- Golden Globe Awards
Nominee Profile 2022: Olivia Colman, “The Lost Daughter”
When British stage, film and TV actress Olivia Colman won her first Golden Globe in 2017 for the mini-series The Night Manager, she was conspicuously absent from the Beverly Hilton. In fact, she could be found on another stage more than five and a half thousand miles away. “I couldn’t come because I was in a play in London and there is no such thing as getting two days off to fly to Hollywood,” she laughs.
Born Sarah Caroline Olivia Colman in Norwich, Norfolk, her mother was a nurse and her father, a chartered surveyor. “I did my first school play when I was 16. I didn’t know I could be an actor because my family didn’t do that, and I assumed maybe you could only be an actor if your parents were actors, or you came from that world. But then I found my tribe, found my people, and realized I found what I wanted to do. And then it was a matter of just plugging away at it.”
She studied teaching before going on to study drama at the Bristol Old Vic Theatre School. This married mother of three began her career in theater and only became a household name at an age when typical Hollywood actresses begin worrying about roles drying up. At age 40, she broke through with the internationally acclaimed crime series Broadchurch in which she played a worn-out detective trying to solve a major crime in a small town, not realizing how close to her family the tragedy would strike.
Two years later, while still filming the third season (out of four) of Broadchurch, she convinced director Susanne Bier to hire her for The Night Manager despite being pregnant with her daughter. She cited Frances McDormand’s brilliant performance in Fargo as an example. Both women were eight months pregnant when they wrapped their respective projects.

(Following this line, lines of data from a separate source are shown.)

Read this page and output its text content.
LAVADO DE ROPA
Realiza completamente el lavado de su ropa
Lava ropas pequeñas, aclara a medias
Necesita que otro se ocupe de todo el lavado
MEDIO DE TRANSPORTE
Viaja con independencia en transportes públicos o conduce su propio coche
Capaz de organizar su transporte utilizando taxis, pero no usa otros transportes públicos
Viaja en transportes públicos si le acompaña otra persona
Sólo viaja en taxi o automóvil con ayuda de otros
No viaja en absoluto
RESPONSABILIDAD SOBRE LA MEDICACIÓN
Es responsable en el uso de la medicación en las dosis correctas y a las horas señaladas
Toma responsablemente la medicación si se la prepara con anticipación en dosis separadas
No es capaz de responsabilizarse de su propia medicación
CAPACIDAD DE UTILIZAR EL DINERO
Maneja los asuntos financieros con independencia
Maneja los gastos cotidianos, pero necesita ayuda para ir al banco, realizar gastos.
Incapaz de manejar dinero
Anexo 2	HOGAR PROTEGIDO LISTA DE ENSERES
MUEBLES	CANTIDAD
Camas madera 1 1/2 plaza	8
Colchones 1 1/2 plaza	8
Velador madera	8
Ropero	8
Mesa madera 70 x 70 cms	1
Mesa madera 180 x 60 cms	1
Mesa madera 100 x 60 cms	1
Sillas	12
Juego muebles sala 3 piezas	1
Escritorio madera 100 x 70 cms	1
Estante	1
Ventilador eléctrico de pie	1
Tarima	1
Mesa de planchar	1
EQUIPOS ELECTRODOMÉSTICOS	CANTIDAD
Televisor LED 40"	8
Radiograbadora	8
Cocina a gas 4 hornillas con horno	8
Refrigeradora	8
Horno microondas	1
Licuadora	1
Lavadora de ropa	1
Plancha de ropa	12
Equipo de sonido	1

Five years later, and a string of awards for performances in such films as The Favourite, and The Father, and on the small screen for her role as Queen Elizabeth in The Crown, she took on the starring in The Lost Daughter. Maggie Gyllenhaal’s directorial debut is a psychological drama in which Colman plays an academic, Leda Caruso, on vacation on a Greek island. Through her experiences meeting and observing fellow vacationers, it triggers painful memories of motherhood and the choices she made.
“I was terribly excited about playing someone I hadn’t played before. I’d read a lot of scripts over the years and some you know you want to do immediately. The litmus test is when your agent says, ‘Well, imagine someone else playing that role? How would you feel?’ and it made me realize, ‘Oh no,’” she recalls, shaking her head, sitting on stage at a Q & A event after the film was screened. “That script was one of those.”
Looking back on her teenage years when she decided to pursue acting, her parents were understandably concerned. Now at age 47, she says of her chosen vocation after pivoting from her original career path as a teacher, “Yes. I think my mum would have liked me to do a sensible job. At the time, they said, ‘I suppose you’ll give it a year,’ but I said, ‘No, I’m going to give it 10 or 20 years. Acting is all I can do. I’m so rubbish at everything else, and I wouldn’t have made a great teacher.’” She smiles. “I think they’re all right with it now.”